Mas, como base logística e fonte de recursos, a AEF continha apenas cerca de 3 milhões de nativos e menos de 6.000 europeus... O objectivo mais desejável dos gaullistas era o de aliciar a muito mais importante África Ocidental Francesa (AOF***), cuja capital era Dakar. Em vez de tentar atraí-los com aquelas manobras de bastidores, que costumam ser tão do agrado da cultura francesa, por sugestão de Churchill a de Gaulle, juntou-se o útil ao agradável: uma expedição francesa para persuadir a administração colonial de Dakar, apoiada numa frota britânica que estava mais interessada nos navios da base naval…

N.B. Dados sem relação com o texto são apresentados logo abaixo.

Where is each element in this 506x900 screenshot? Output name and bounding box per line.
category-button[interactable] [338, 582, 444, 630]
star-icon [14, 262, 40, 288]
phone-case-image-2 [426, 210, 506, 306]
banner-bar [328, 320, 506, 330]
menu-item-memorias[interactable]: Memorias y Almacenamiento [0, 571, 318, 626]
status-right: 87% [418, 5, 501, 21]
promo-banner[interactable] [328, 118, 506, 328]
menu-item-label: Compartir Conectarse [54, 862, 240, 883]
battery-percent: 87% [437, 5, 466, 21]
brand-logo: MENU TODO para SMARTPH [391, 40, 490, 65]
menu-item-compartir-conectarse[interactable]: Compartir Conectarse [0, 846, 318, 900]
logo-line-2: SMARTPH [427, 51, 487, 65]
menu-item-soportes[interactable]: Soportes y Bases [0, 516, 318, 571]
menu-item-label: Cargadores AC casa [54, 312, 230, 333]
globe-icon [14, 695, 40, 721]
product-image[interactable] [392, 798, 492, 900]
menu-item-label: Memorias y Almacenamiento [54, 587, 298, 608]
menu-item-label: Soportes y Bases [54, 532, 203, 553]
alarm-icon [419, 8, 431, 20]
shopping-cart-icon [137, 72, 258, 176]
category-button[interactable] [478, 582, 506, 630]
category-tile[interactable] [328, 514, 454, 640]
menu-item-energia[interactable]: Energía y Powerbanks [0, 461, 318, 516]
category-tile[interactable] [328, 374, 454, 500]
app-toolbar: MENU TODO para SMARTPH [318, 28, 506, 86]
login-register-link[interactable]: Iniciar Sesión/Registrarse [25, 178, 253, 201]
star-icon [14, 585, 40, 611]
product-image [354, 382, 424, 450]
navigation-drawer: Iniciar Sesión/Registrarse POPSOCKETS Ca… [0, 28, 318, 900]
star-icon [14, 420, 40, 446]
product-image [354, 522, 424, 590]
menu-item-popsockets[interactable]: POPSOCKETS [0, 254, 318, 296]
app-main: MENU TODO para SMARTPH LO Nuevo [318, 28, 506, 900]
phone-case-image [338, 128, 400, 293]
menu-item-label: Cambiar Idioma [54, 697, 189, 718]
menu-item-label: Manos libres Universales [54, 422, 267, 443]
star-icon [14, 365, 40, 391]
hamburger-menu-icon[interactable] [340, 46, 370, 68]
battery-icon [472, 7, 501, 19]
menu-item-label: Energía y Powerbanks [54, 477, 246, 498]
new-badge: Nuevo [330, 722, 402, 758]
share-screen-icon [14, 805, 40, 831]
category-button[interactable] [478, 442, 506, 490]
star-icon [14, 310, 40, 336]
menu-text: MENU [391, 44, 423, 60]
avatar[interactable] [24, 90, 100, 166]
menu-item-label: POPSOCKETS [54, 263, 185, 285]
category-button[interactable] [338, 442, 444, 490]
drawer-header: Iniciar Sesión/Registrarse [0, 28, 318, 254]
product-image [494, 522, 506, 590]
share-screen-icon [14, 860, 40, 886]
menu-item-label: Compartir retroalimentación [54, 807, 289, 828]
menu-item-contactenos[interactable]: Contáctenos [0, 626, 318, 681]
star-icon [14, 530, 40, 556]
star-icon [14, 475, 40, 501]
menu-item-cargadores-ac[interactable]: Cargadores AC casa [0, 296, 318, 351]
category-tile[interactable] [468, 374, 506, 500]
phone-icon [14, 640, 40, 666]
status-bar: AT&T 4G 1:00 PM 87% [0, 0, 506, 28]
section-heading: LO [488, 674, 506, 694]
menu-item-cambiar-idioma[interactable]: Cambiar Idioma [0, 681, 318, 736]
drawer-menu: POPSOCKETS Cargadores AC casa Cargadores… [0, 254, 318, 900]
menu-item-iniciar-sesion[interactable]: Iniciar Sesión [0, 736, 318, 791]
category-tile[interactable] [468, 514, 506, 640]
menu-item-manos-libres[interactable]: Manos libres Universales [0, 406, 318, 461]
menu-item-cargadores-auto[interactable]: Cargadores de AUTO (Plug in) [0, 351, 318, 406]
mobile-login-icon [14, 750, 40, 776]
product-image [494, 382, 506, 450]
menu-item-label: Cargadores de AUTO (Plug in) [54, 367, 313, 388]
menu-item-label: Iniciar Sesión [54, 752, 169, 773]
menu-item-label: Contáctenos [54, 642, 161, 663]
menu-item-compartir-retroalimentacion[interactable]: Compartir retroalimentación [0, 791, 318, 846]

De Gaulle aproveitou as suas Memórias para ridicularizar Churchill e sacudir responsabilidades, descrevendo-o a profetizar como a operação de Dakar decorreria sem problemas, terminando à noite num agradável jantar entre conversores e convertidos, com brindes à vitória aliada… É óbvio que não aconteceu nada daquilo, mas a ironia de de Gaulle não faz esquecer que ele não sai de toda a história isento das suas culpas. A frota britânica era interessante, mas não imponente: 1 Porta-aviões, 2 Couraçados, 5 Cruzadores e 10 Contratorpedeiros, acompanhando uma força de desembarque de 8.000 homens.

Depois de Mers-el-Kébir, a presença da frota britânica ao largo não era propriamente uma ajuda à delegação enviada a terra por de Gaulle. A composição desta, escolhida de entre o que de Gaulle podia seleccionar de entre a nata da sociedade francesa, também parecia constituída de propósito para irritar os representantes tradicionalmente experimentados da escola da Administração Colonial Francesa**** que os aguardavam em terra. Os membros da delegação nem saíram do cais e, quando resistiram à ordem de reembarque, foram alvejados com uma rajada de metralhadora que feriu o neto do Marechal Foch

Houve depois uma tentativa de desembarque empregando o batalhão da Legião Estrangeira da França Livre. As reconstruções históricas pretendem que terá sido de Gaulle, perante a resistência, a ordenar que desistissem para que não corresse mais sangue francês... A realidade foi outra: o desembarque fracassou e a mítica Legião Estrangeira falhou na sua missão… Seguiu-se um duelo naval, entre as peças de terra (abaixo), as dos navios ancorados e as dos que entretanto zarparam com a frota britânica, com perdas para os dois lados. Dois ultimatos endereçados ao Governador-Geral Pierre Boisson foram por este olimpicamente ignorados…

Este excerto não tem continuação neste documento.